10/10
A man can take only so much...
29 January 2011
Warning: Spoilers
and Chris Cross (Edward G. Robinson) has taken just about that limit. Fiftyish failure Chris has just marked 25 years with the same employer. That's the good news. The bad news is he has exactly the same job that he had when he first got there - bank cashier. Plus it looks like there are no promotions in his future. His wife Adele was originally his landlady. In middle age he married out of loneliness and now is pretty much relegated to being her housekeeper and her verbal punching bag with her constantly comparing him to her dear departed husband, a police officer who was drowned in the line of duty. Living spouses are usually no competition for dead ones, who lose all of their faults as soon as they lose their pulse, and this situation is no exception.

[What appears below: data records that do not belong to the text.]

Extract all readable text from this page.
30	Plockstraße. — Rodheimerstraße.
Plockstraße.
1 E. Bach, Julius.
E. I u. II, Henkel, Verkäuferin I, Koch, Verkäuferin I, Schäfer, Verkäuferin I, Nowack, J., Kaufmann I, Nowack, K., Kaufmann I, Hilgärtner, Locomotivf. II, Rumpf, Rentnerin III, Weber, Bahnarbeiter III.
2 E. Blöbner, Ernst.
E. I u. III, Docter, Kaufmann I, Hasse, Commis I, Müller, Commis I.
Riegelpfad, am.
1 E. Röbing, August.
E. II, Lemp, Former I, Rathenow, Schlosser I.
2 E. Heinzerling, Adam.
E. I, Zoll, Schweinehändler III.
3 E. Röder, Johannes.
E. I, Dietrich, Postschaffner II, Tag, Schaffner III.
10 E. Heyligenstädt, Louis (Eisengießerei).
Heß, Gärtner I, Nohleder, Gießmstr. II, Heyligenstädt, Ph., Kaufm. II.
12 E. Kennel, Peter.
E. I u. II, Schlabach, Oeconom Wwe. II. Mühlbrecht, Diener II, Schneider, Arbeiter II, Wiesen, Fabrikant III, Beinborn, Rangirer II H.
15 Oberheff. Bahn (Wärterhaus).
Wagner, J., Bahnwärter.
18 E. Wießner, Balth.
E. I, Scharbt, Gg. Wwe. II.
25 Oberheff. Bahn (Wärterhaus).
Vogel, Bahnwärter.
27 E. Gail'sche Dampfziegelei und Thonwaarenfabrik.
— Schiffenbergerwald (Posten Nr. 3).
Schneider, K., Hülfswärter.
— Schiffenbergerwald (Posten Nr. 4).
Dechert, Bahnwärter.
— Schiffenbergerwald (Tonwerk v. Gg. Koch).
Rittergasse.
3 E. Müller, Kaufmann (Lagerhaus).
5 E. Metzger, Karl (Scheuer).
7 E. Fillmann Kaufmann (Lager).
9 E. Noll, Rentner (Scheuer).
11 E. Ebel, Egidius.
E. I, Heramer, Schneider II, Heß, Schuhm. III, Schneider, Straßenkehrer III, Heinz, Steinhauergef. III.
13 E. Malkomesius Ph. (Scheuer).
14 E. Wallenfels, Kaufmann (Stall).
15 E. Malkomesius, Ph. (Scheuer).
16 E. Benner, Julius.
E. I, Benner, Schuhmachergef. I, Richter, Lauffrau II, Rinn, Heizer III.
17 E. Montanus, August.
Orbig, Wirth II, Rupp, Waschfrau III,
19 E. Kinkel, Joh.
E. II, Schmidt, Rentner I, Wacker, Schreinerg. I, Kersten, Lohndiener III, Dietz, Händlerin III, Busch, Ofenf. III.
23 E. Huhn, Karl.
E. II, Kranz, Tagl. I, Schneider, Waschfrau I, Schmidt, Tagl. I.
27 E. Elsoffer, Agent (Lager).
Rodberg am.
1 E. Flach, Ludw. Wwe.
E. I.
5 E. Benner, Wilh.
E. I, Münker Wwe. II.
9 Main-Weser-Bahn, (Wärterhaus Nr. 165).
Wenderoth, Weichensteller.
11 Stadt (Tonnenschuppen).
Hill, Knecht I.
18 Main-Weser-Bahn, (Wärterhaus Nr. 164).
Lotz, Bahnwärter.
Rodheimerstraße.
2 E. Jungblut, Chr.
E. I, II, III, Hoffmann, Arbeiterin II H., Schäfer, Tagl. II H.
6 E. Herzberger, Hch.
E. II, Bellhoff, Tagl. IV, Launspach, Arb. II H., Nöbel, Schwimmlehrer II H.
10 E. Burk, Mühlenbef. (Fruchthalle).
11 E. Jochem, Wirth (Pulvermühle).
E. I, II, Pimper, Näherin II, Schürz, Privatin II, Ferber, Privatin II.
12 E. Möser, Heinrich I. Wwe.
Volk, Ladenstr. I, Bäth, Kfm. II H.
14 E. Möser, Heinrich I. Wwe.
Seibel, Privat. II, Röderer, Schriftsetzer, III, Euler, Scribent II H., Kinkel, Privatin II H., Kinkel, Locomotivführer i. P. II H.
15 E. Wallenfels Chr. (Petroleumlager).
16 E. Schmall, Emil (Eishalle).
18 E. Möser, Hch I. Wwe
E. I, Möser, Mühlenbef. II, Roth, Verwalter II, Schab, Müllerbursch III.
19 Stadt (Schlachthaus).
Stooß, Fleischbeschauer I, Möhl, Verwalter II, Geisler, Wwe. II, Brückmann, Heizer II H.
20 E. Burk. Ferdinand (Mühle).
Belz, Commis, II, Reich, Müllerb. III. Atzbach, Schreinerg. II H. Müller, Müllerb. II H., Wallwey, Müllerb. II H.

Then one night meek Chris makes an uncharacteristically bold move and interrupts what he perceives as a mugging. He's instantly smitten with young pretty Kitty March (Joan Bennett), the mugging victim. Chris may completely misunderstand Kitty - he thinks she is a young innocent alone in the big city- but Kitty has totally misunderstood Chris - she thinks he's rich and an acclaimed artist because of his knowledge of art and the fact that he mentions that he is a painter - it's actually his Sunday hobby. Neither corrects the wrong impression the other has because each wants something. Kitty wants money from Chris so she always has a sob story as to why she is poor and seemingly alone in the world. Chris wants to feel young and alive again, which he does with Kitty, so he finds ways - illegal ones - to give her the money she wants by embezzling from his employer and by stealing from his wife's personal stash of cash.

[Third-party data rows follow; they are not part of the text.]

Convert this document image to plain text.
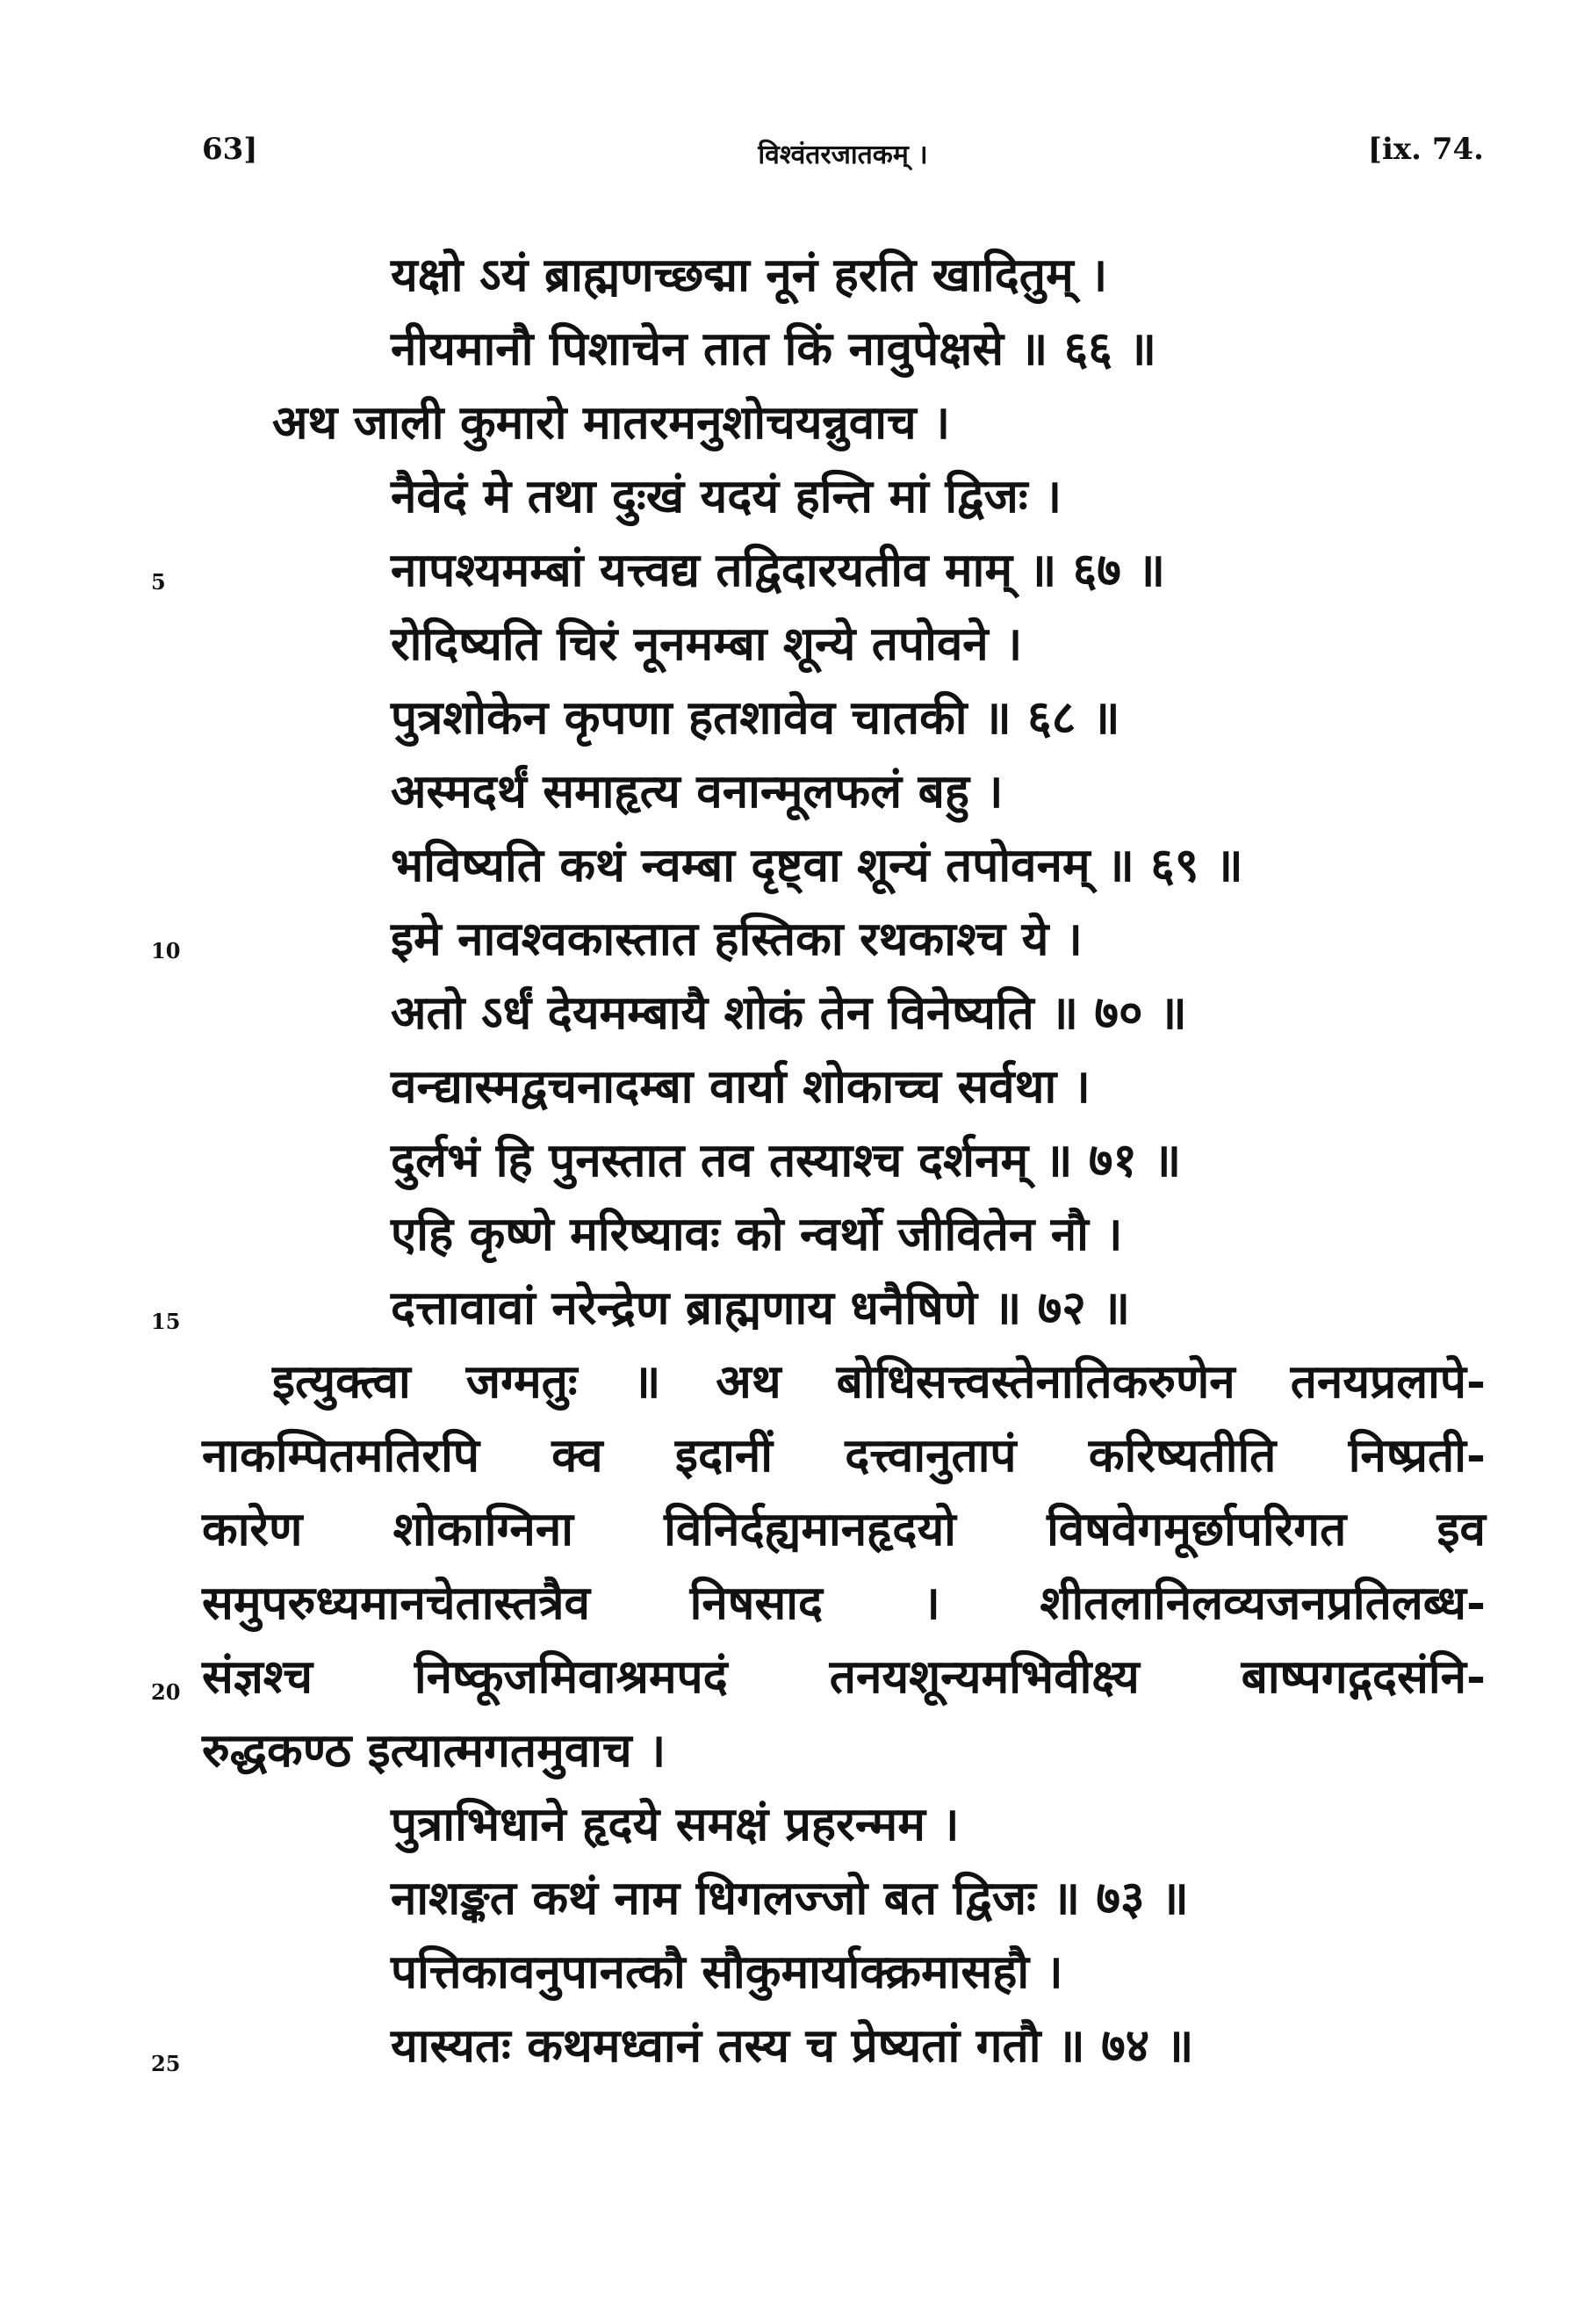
63]	विश्वंतरजातकम् ।	[ix. 74.
5
10
15
20
25
यक्षो ऽयं ब्राह्मणच्छद्मा नूनं हरति खादितुम् ।
नीयमानौ पिशाचेन तात किं नावुपेक्षसे ॥ ६६ ॥
अथ जाली कुमारो मातरमनुशोचयन्नुवाच ।
नैवेदं मे तथा दुःखं यदयं हन्ति मां द्विजः ।
नापश्यमम्बां यत्त्वद्य तद्विदारयतीव माम् ॥ ६७ ॥
रोदिष्यति चिरं नूनमम्बा शून्ये तपोवने ।
पुत्रशोकेन कृपणा हतशावेव चातकी ॥ ६८ ॥
अस्मदर्थं समाहृत्य वनान्मूलफलं बहु ।
भविष्यति कथं न्वम्बा दृष्ट्वा शून्यं तपोवनम् ॥ ६९ ॥
इमे नावश्वकास्तात हस्तिका रथकाश्च ये ।
अतो ऽर्धं देयमम्बायै शोकं तेन विनेष्यति ॥ ७० ॥
वन्द्यास्मद्वचनादम्बा वार्या शोकाच्च सर्वथा ।
दुर्लभं हि पुनस्तात तव तस्याश्च दर्शनम् ॥ ७१ ॥
एहि कृष्णे मरिष्यावः को न्वर्थो जीवितेन नौ ।
दत्तावावां नरेन्द्रेण ब्राह्मणाय धनैषिणे ॥ ७२ ॥
इत्युक्त्वा जग्मतुः ॥ अथ बोधिसत्त्वस्तेनातिकरुणेन तनयप्रलापे-
नाकम्पितमतिरपि क्व इदानीं दत्त्वानुतापं करिष्यतीति निष्प्रती-
कारेण शोकाग्निना विनिर्दह्यमानहृदयो विषवेगमूर्छापरिगत इव
समुपरुध्यमानचेतास्तत्रैव निषसाद । शीतलानिलव्यजनप्रतिलब्ध-
संज्ञश्च निष्कूजमिवाश्रमपदं तनयशून्यमभिवीक्ष्य बाष्पगद्गदसंनि-
रुद्धकण्ठ इत्यात्मगतमुवाच ।
पुत्राभिधाने हृदये समक्षं प्रहरन्मम ।
नाशङ्कत कथं नाम धिगलज्जो बत द्विजः ॥ ७३ ॥
पत्तिकावनुपानत्कौ सौकुमार्याक्क्रमासहौ ।
यास्यतः कथमध्वानं तस्य च प्रेष्यतां गतौ ॥ ७४ ॥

However, Chris and Kitty are not as different as you would think. Kitty is a doormat in a way herself. That mugging that Chris saw was actually Kitty's boyfriend Johnny (Dan Duryea) hitting Kitty for not giving him any money. In spite of Johnny's worthless ways she can't live without him and does whatever he asks which usually involves ever more elaborate schemes to get money out of Chris. She doesn't seem to mind the rough treatment she receives from Johnny either. All of this deception gets even more deeply layered before the film is through and eventually leads to murder. I'll let you watch and find out who is the victim, who is the killer, and who is the accused.

The acting by all of the principals here is just perfect. Although it seems that Kitty is a prostitute, at the beginning of the film she has a roommate that explains Kitty is a failed model because she is too lazy to show up to work. This was probably done to satisfy the censors because minus that explanation you couldn't help but conclude that Kitty is a prostitute and Johnny is her pimp. They certainly both have the attitude. Highly recommended as one of the great film noirs.